While the Australian band Tangents most definitely unfurls its life-story with the heartbeat of a collective, drummer Evan Dorrian remains the group’s frontman, if one were to be had. Dorrian’s fluttery, extroverted style flirts with jazz, IDM, and post-rock, among other idioms, to fabulous, elastic effect. On Timeslips, the band’s fourth LP, Dorrian’s rhythms, resolutions and, yes, tangential thoughts drive the construction of the compositions around them, like so many runways for planes being built as they’re flown. Though the record is more subtle – even, at times, subdued – than past outings from the band, Dorrian’s work remains as scene-stealing as ever.
To some degree, it always has been this way. For most of their output, the group have carefully edited and tweaked in post-production their improvisational suites to reflect this very notion, the provider of time and meter a kind of raw source of gravity. But, where 2018’s New Bodies was cluttered with ideas and spasms of inspiration, Timeslips is more hushed than rushed, and Dorrian’s contributions are all the more striking.
Take “Old Organs”, which Temporary Residence wisely released in advance of Timeslips’ 4 September street date. The percussive thrust is brilliantly colored, jewel-crusted glitch – with Dorrian’s kick drum and snare digitally touched-up and clipped unusually tight, practically to the point where they can’t be recognized. Behind him lay breathy pastels of organ and synth, but I dare you to take your ears off those flights of percussive pitter-patter, which eventually give way to a traditional kit’s roiling backbeat. Whether it’s Ollie Brown’s electronics or the plucking of Peter Hollo’s cello strings, you hear the insinuations of a bassy thrum, however slight, before the band starts to coalesce around the rhythmic center of it all. I dare you to find one moment when Dorrian isn’t crafting the narrative.
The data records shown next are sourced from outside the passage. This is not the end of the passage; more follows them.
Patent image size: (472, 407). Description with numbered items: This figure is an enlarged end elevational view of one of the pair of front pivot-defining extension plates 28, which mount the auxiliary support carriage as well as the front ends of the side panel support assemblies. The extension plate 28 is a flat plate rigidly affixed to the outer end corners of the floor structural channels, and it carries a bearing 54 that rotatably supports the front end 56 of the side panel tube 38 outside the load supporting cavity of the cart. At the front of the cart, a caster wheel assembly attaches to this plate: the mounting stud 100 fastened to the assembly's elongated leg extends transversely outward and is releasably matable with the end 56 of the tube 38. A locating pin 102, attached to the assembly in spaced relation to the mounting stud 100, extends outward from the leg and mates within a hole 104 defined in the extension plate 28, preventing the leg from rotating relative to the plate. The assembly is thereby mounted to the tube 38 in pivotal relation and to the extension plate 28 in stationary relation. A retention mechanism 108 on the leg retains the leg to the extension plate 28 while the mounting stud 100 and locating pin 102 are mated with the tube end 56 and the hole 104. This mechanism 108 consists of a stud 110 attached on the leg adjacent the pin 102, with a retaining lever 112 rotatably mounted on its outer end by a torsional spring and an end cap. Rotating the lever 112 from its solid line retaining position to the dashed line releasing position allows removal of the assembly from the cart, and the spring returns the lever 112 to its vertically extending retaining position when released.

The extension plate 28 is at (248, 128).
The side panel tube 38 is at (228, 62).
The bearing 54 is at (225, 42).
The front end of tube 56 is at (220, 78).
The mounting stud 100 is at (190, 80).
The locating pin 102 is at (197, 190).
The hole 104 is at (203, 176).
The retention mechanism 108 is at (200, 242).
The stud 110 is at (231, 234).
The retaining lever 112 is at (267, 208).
Tangents pull a similar trick on “Survival”. While the song’s central theme is a repeated measure on synthesizer, what makes the thing sing is how Dorrian dances and swings around the motif, more John McEntire than Can. If you stripped the entire composition of the percussion, it wouldn’t be a studied piece of ambient construction; it would sound sparse and even flaccid. Throw in a hypnotic shuffle of drums, though, something to spin the listener in circles as the synth casts the trance, and you’re onto something.
Elsewhere, Tangents toy with other conceits – or, more appropriately, try to do so. Though Adrian Kim-Klumpes is front and center on the opening of the excellent and atypical “Debris”, a later track, what’s interesting is how Kim-Klumpes paints piano arpeggios and textures around guitarist Sia Ahmad’s unusually clattery notes. Dorrian here is unusually muted, providing a Faustian kind of march. But it’s one of the few tracks on the new LP where the whole band feels engaged in making a racket; the piece closes with real notes of raucousness and audacity.
Piano and cello offer seductive subplots on the closing “Bylong”, which doesn’t require an editor’s heavy hand to make its intentions known. It’s almost a slightly pensive close – think the cinema of Tindersticks. Heavily manipulated keys star on “Vessel”, which is really the piece that opens the world to the possibilities of the LP after so-so opener “Exaptation”. Here, the repeated motifs, laid over ride-heavy cymbals and a dirgy murk of guitar noise, are the things that will stick in your brain.
Tangents have become adept at sculpting instrumental soundscapes that equal more than the sum of their parts. On Timeslips, though, more than any predecessor before it, it’s hard to imagine the terrain without the tracks laid down by Dorrian. There’s an intentionality behind the band cascading its narratives around the drums if past records are any indication. But, on the more muted moments, the band present on their new LP, the drums don’t just drive the narrative. They often become the narrative.